Less retired and more fired Coach Jimmy McGinty, played by Gene Hackman (from Mississippi Burning), is rehired to coach the Washington Sentinels, a ragtag and bobtail consisting of has-beens and never-were, one being former Ohio State quarterback Shane "Footsteps" Falco, AKA Keanu Reeves.
This jaded group of players met in discord, but with Coach McGinty's tutelage and Falco's lead-by-example bravado, they soon began working as a team, to ultimately compete in their final showdown against Dallas.
Off the field, Falco is making a 'pass' at Sentinel head cheerleader Annabelle Farrell, played by Brooke Langton. However, Annabelle, with her "I don't date football players...especially quarterbacks" schtick, makes for a tough opponent.
In the end, Farrell, in light of Falco's growing on her like bacteria in a petri dish, discovers that she does indeed date quarterbacks.
"The Replacements" is not an Oscar candidate but it isn't running for one either. It is an upbeat movie that instills faith in quixotical dreams. It adds a little humor, mostly from the mouth of Orlando Jones, who plays Clifford Franklin, as spice for a feelgood entrée.
If you're tired of the sausage of summer action movies perpetually coming from Hollywood's movie meatgrinder, relax, enjoy, and revel in "The Replacements."
Guilty pleasure (3.5 stars)
This movie is so formulaic and predictable it might have been stamped out by a machine. There isn't a single surprise or non-stock character in the production. How many times have we seen the "losers turn to winners on the gridiron/ring/karate studio/etc etc." We get one or two of these type of films a year at least, sometimes more. And yet....this one works. Big time.

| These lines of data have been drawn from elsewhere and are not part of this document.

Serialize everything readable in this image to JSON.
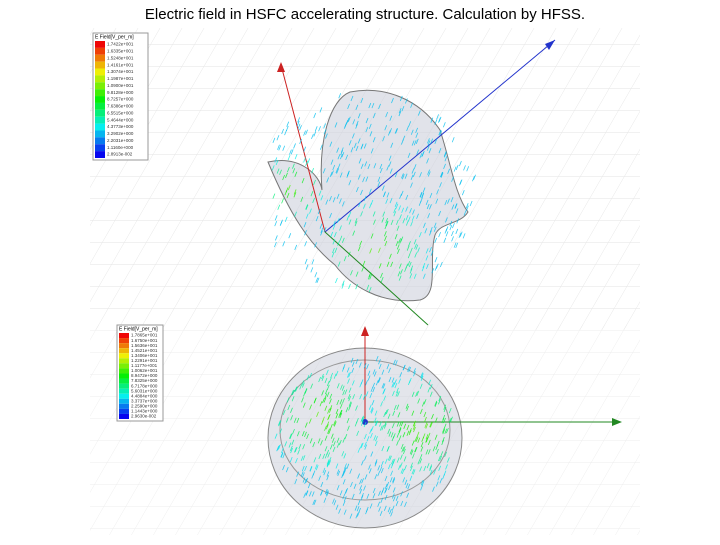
{
  "title": "Electric field in HSFC accelerating structure. Calculation by HFSS.",
  "figures": [
    {
      "legend": {
        "title": "E Field[V_per_m]",
        "entries": [
          "1.7422e+001",
          "1.6335e+001",
          "1.5248e+001",
          "1.4161e+001",
          "1.3074e+001",
          "1.1987e+001",
          "1.0900e+001",
          "9.8128e+000",
          "8.7257e+000",
          "7.6386e+000",
          "6.5515e+000",
          "5.4644e+000",
          "4.3773e+000",
          "3.2902e+000",
          "2.2031e+000",
          "1.1160e+000",
          "2.8913e-002"
        ]
      }
    },
    {
      "legend": {
        "title": "E Field[V_per_m]",
        "entries": [
          "1.7865e+001",
          "1.6750e+001",
          "1.5636e+001",
          "1.4521e+001",
          "1.3406e+001",
          "1.2291e+001",
          "1.1177e+001",
          "1.0062e+001",
          "8.9472e+000",
          "7.8325e+000",
          "6.7178e+000",
          "5.6031e+000",
          "4.4884e+000",
          "3.3737e+000",
          "2.2590e+000",
          "1.1443e+000",
          "2.9630e-002"
        ]
      }
    }
  ]
}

The cast, which seems to be made up entirely of familiar faces from the top down, delivers (you expect that from Gene Hackman, you don't always expect it from Keanu Reeves), and the chemistry is unusually strong and unforced. The soundtrack fits like a glove and is often hilarious, especially when the ex-stripper cheerleaders are distracting the opposing team or sending the male fans into fits of desire. I'll skip the plot particulars because you already know them (misfits overcome early setbacks in sports and love to triumph to a hard-rockin' theme song) and just leave it at this: some movies you watch once or twice. This is the kind you can watch over and over again and never get tired of it. It may be as original that Van Gogh in my dentist's office, but it's also funny and entertaining. And that is what we all watch movies for in the first place.